Langchain系列[05]runnable系列函数

目标

为了帮助小伙伴们更好的发挥chain 的作用以及增加chain 的灵活性，有一些函数可以参与到chain的各环节，这个文档来给大家介绍一下~

RunnableParallel
RunnablePassthrough
RunnableLambda
RunnableBranch

RunnableParallel

RunnableParallel 在将一个 Runnable 的输出调整为符合序列中下一个 Runnable 的输入格式时非常有用。在这里，提示（prompt）的输入预期是一个包含“context”和“question”键的映射（map）。用户输入仅仅是问题（question）。我们需要使用我们的检索器（retriever）获取上下文（context），并将用户输入作为“question”键下的值传递过去。

# 提示词
template = """Answer the question based only on the following context:
{context}

Question: {question}
"""
prompt = ChatPromptTemplate.from_template(template)

chain = (
        {"context": retriever, "question": RunnablePassthrough()}
        | prompt
        | model
        | output_parser
)
res = chain.invoke("how can langsmith help with testing?")
print(res)

# 问题  下面这样可以么？
res = chain.invoke({"question": "how can langsmith help with testing?"})

不行，相当于："question":{"question": "how can langsmith help with testing?"}

这里

# 可以是这样
{"context": retriever, "question": RunnablePassthrough()}

# 可以是这样
RunnableParallel({"context": retriever, "question": RunnablePassthrough()})

# 可以是这样
RunnableParallel(context=retriever, question=RunnablePassthrough())

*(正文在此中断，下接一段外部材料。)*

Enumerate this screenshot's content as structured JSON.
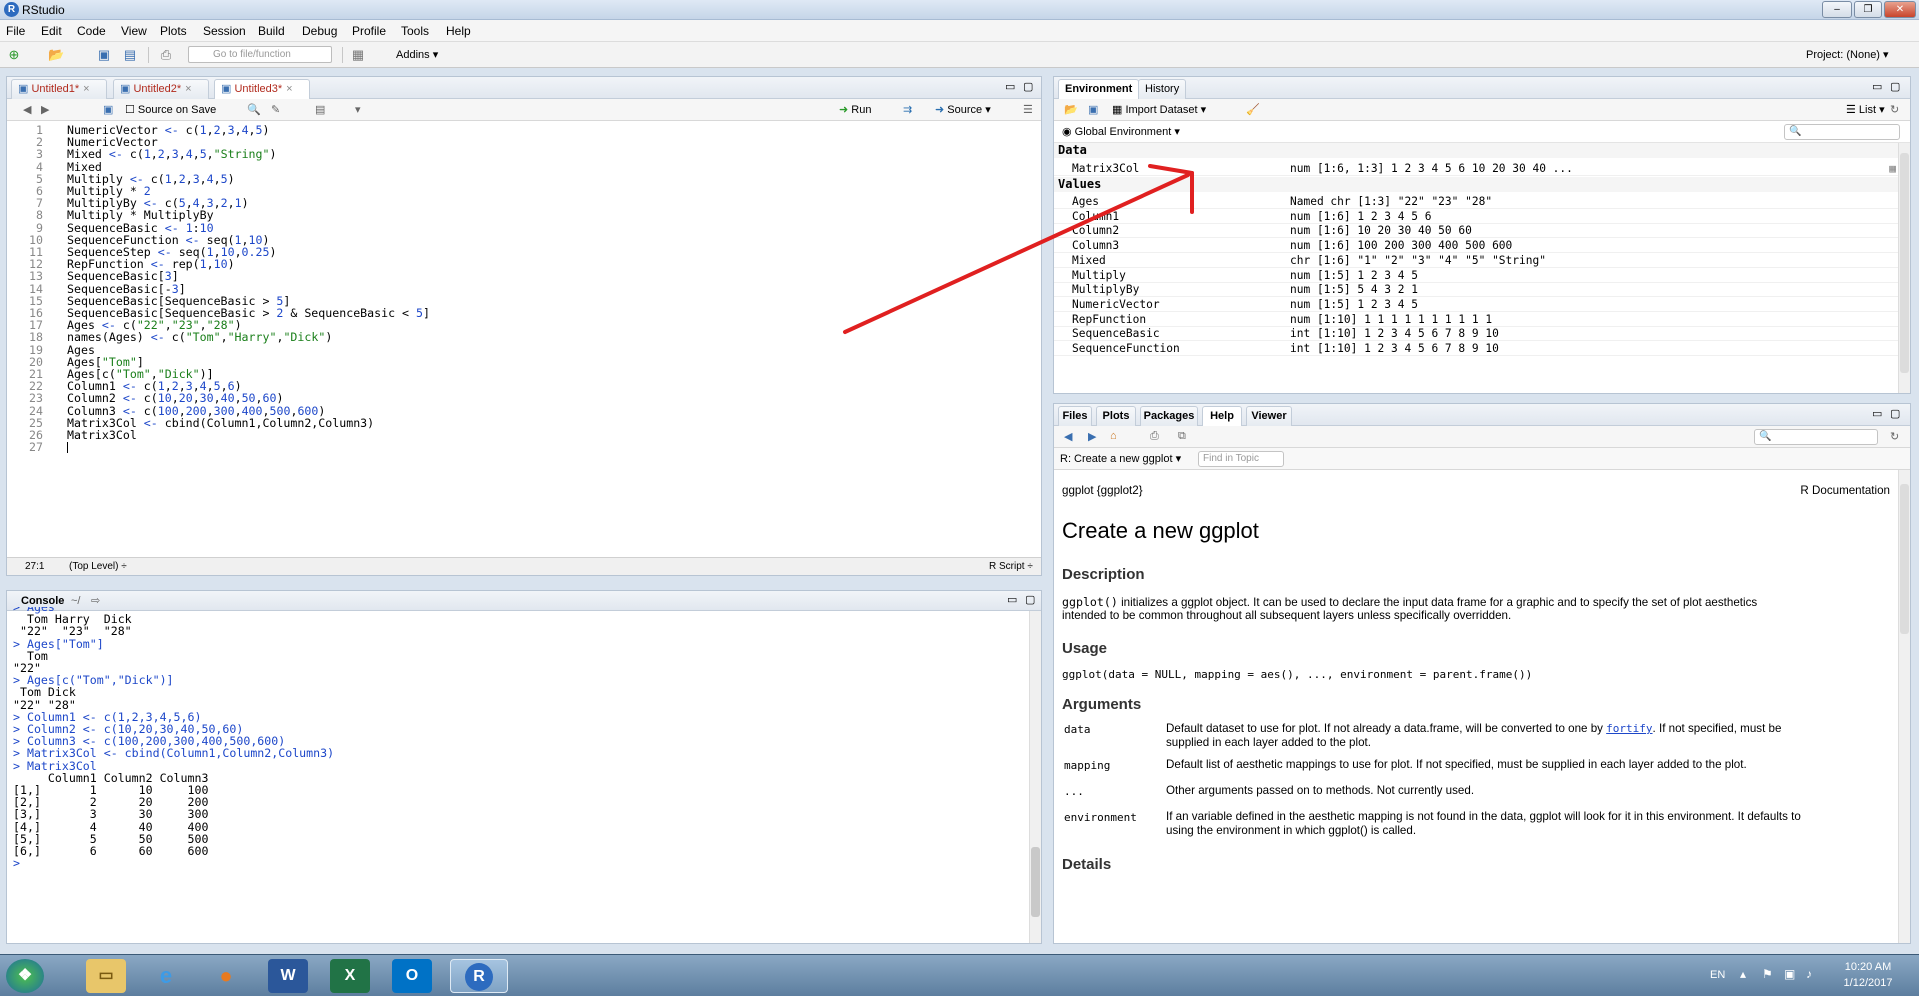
{
  "window": {
    "title": "RStudio",
    "min": "–",
    "restore": "❐",
    "close": "✕"
  },
  "menu": [
    "File",
    "Edit",
    "Code",
    "View",
    "Plots",
    "Session",
    "Build",
    "Debug",
    "Profile",
    "Tools",
    "Help"
  ],
  "toolbar": {
    "goto_placeholder": "Go to file/function",
    "addins": "Addins",
    "project": "Project: (None)"
  },
  "editor": {
    "tabs": [
      "Untitled1*",
      "Untitled2*",
      "Untitled3*"
    ],
    "source_on_save": "Source on Save",
    "run": "Run",
    "source": "Source",
    "lines": [
      "NumericVector <- c(1,2,3,4,5)",
      "NumericVector",
      "Mixed <- c(1,2,3,4,5,\"String\")",
      "Mixed",
      "Multiply <- c(1,2,3,4,5)",
      "Multiply * 2",
      "MultiplyBy <- c(5,4,3,2,1)",
      "Multiply * MultiplyBy",
      "SequenceBasic <- 1:10",
      "SequenceFunction <- seq(1,10)",
      "SequenceStep <- seq(1,10,0.25)",
      "RepFunction <- rep(1,10)",
      "SequenceBasic[3]",
      "SequenceBasic[-3]",
      "SequenceBasic[SequenceBasic > 5]",
      "SequenceBasic[SequenceBasic > 2 & SequenceBasic < 5]",
      "Ages <- c(\"22\",\"23\",\"28\")",
      "names(Ages) <- c(\"Tom\",\"Harry\",\"Dick\")",
      "Ages",
      "Ages[\"Tom\"]",
      "Ages[c(\"Tom\",\"Dick\")]",
      "Column1 <- c(1,2,3,4,5,6)",
      "Column2 <- c(10,20,30,40,50,60)",
      "Column3 <- c(100,200,300,400,500,600)",
      "Matrix3Col <- cbind(Column1,Column2,Column3)",
      "Matrix3Col",
      ""
    ],
    "line_numbers": [
      "1",
      "2",
      "3",
      "4",
      "5",
      "6",
      "7",
      "8",
      "9",
      "10",
      "11",
      "12",
      "13",
      "14",
      "15",
      "16",
      "17",
      "18",
      "19",
      "20",
      "21",
      "22",
      "23",
      "24",
      "25",
      "26",
      "27"
    ],
    "status_pos": "27:1",
    "status_scope": "(Top Level) ÷",
    "status_type": "R Script ÷"
  },
  "console": {
    "title": "Console",
    "path": "~/",
    "lines": [
      {
        "t": "> Ages",
        "c": "blue"
      },
      {
        "t": "  Tom Harry  Dick",
        "c": ""
      },
      {
        "t": " \"22\"  \"23\"  \"28\"",
        "c": ""
      },
      {
        "t": "> Ages[\"Tom\"]",
        "c": "blue"
      },
      {
        "t": "  Tom",
        "c": ""
      },
      {
        "t": "\"22\"",
        "c": ""
      },
      {
        "t": "> Ages[c(\"Tom\",\"Dick\")]",
        "c": "blue"
      },
      {
        "t": " Tom Dick",
        "c": ""
      },
      {
        "t": "\"22\" \"28\"",
        "c": ""
      },
      {
        "t": "> Column1 <- c(1,2,3,4,5,6)",
        "c": "blue"
      },
      {
        "t": "> Column2 <- c(10,20,30,40,50,60)",
        "c": "blue"
      },
      {
        "t": "> Column3 <- c(100,200,300,400,500,600)",
        "c": "blue"
      },
      {
        "t": "> Matrix3Col <- cbind(Column1,Column2,Column3)",
        "c": "blue"
      },
      {
        "t": "> Matrix3Col",
        "c": "blue"
      },
      {
        "t": "     Column1 Column2 Column3",
        "c": ""
      },
      {
        "t": "[1,]       1      10     100",
        "c": ""
      },
      {
        "t": "[2,]       2      20     200",
        "c": ""
      },
      {
        "t": "[3,]       3      30     300",
        "c": ""
      },
      {
        "t": "[4,]       4      40     400",
        "c": ""
      },
      {
        "t": "[5,]       5      50     500",
        "c": ""
      },
      {
        "t": "[6,]       6      60     600",
        "c": ""
      },
      {
        "t": "> ",
        "c": "blue"
      }
    ]
  },
  "environment": {
    "tabs": [
      "Environment",
      "History"
    ],
    "import": "Import Dataset",
    "list": "List",
    "scope": "Global Environment",
    "data_header": "Data",
    "values_header": "Values",
    "data": [
      {
        "name": "Matrix3Col",
        "value": "num [1:6, 1:3] 1 2 3 4 5 6 10 20 30 40 ..."
      }
    ],
    "values": [
      {
        "name": "Ages",
        "value": "Named chr [1:3] \"22\" \"23\" \"28\""
      },
      {
        "name": "Column1",
        "value": "num [1:6] 1 2 3 4 5 6"
      },
      {
        "name": "Column2",
        "value": "num [1:6] 10 20 30 40 50 60"
      },
      {
        "name": "Column3",
        "value": "num [1:6] 100 200 300 400 500 600"
      },
      {
        "name": "Mixed",
        "value": "chr [1:6] \"1\" \"2\" \"3\" \"4\" \"5\" \"String\""
      },
      {
        "name": "Multiply",
        "value": "num [1:5] 1 2 3 4 5"
      },
      {
        "name": "MultiplyBy",
        "value": "num [1:5] 5 4 3 2 1"
      },
      {
        "name": "NumericVector",
        "value": "num [1:5] 1 2 3 4 5"
      },
      {
        "name": "RepFunction",
        "value": "num [1:10] 1 1 1 1 1 1 1 1 1 1"
      },
      {
        "name": "SequenceBasic",
        "value": "int [1:10] 1 2 3 4 5 6 7 8 9 10"
      },
      {
        "name": "SequenceFunction",
        "value": "int [1:10] 1 2 3 4 5 6 7 8 9 10"
      }
    ]
  },
  "help": {
    "tabs": [
      "Files",
      "Plots",
      "Packages",
      "Help",
      "Viewer"
    ],
    "topic": "R: Create a new ggplot",
    "find_placeholder": "Find in Topic",
    "pkg": "ggplot {ggplot2}",
    "rdoc": "R Documentation",
    "title": "Create a new ggplot",
    "description_h": "Description",
    "description_code": "ggplot()",
    "description_line1": " initializes a ggplot object. It can be used to declare the input data frame for a graphic and to specify the set of plot aesthetics",
    "description_line2": "intended to be common throughout all subsequent layers unless specifically overridden.",
    "usage_h": "Usage",
    "usage": "ggplot(data = NULL, mapping = aes(), ..., environment = parent.frame())",
    "arguments_h": "Arguments",
    "args": [
      {
        "name": "data",
        "desc1": "Default dataset to use for plot. If not already a data.frame, will be converted to one by ",
        "link": "fortify",
        "desc1b": ". If not specified, must be",
        "desc2": "supplied in each layer added to the plot."
      },
      {
        "name": "mapping",
        "desc1": "Default list of aesthetic mappings to use for plot. If not specified, must be supplied in each layer added to the plot.",
        "link": "",
        "desc1b": "",
        "desc2": ""
      },
      {
        "name": "...",
        "desc1": "Other arguments passed on to methods. Not currently used.",
        "link": "",
        "desc1b": "",
        "desc2": ""
      },
      {
        "name": "environment",
        "desc1": "If an variable defined in the aesthetic mapping is not found in the data, ggplot will look for it in this environment. It defaults to",
        "link": "",
        "desc1b": "",
        "desc2": "using the environment in which ggplot() is called."
      }
    ],
    "details_h": "Details"
  },
  "taskbar": {
    "lang": "EN",
    "time": "10:20 AM",
    "date": "1/12/2017",
    "apps": [
      "start",
      "explorer",
      "ie",
      "firefox",
      "word",
      "excel",
      "outlook",
      "rstudio"
    ]
  },
  "annotation_color": "#e02020"
}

重点：还可以通过itemgetter 获得环境中的Key 值

chain = (
        # 原来是这样 {"context": retriever, "question": RunnablePassthrough()}
        {
            "context": itemgetter("question") | retriever, <----------
            "question": itemgetter("question"), <---------
        }
        | prompt
        | model
        | StrOutputParser()
)
res = chain.invoke("how can langsmith help with testing?")
print(res)

并发执行chain

joke_chain = ChatPromptTemplate.from_template("告诉我一个关于 {topic}的笑话") | model
topic_chain = (
        ChatPromptTemplate.from_template("告诉我一个关于{topic}的话题") | model
)

map_chain = RunnableParallel(joke=joke_chain, topic=topic_chain)

res = map_chain.invoke({"topic": "冰淇淋"})

RunnablePassthrough

RunnablePassthrough 允许您原封不动地传递输入，或者添加额外的键。这通常与 RunnableParallel 一起使用，以便在映射中为数据分配一个新的键。当单独调用 RunnablePassthrough() 时，它只会简单地接收输入并直接传递出去。当调用 RunnablePassthrough 的 assign 方法（RunnablePassthrough.assign(…)）时，它会接收输入，并将传递给 assign 函数的额外参数添加到输入中。

# RunnablePassthrough
runnable = RunnableParallel(
    passed=RunnablePassthrough(),
    extra=RunnablePassthrough.assign(mult=lambda x: x["num"] * 3),
    modified=lambda x: x["num"] + 1,
)

runnable.invoke({"num": 1})

------
# 结果
{'extra': {'mult': 3, 'num': 1}, 'modified': 2, 'passed': {'num': 1}}

RunnableLambda

您可以在管道中使用任意函数。请注意，所有输入到这些函数的参数需要是单个参数。如果您有一个接受多个参数的函数，您应该编写一个包装器，该包装器接受单个输入并将其解包为多个参数。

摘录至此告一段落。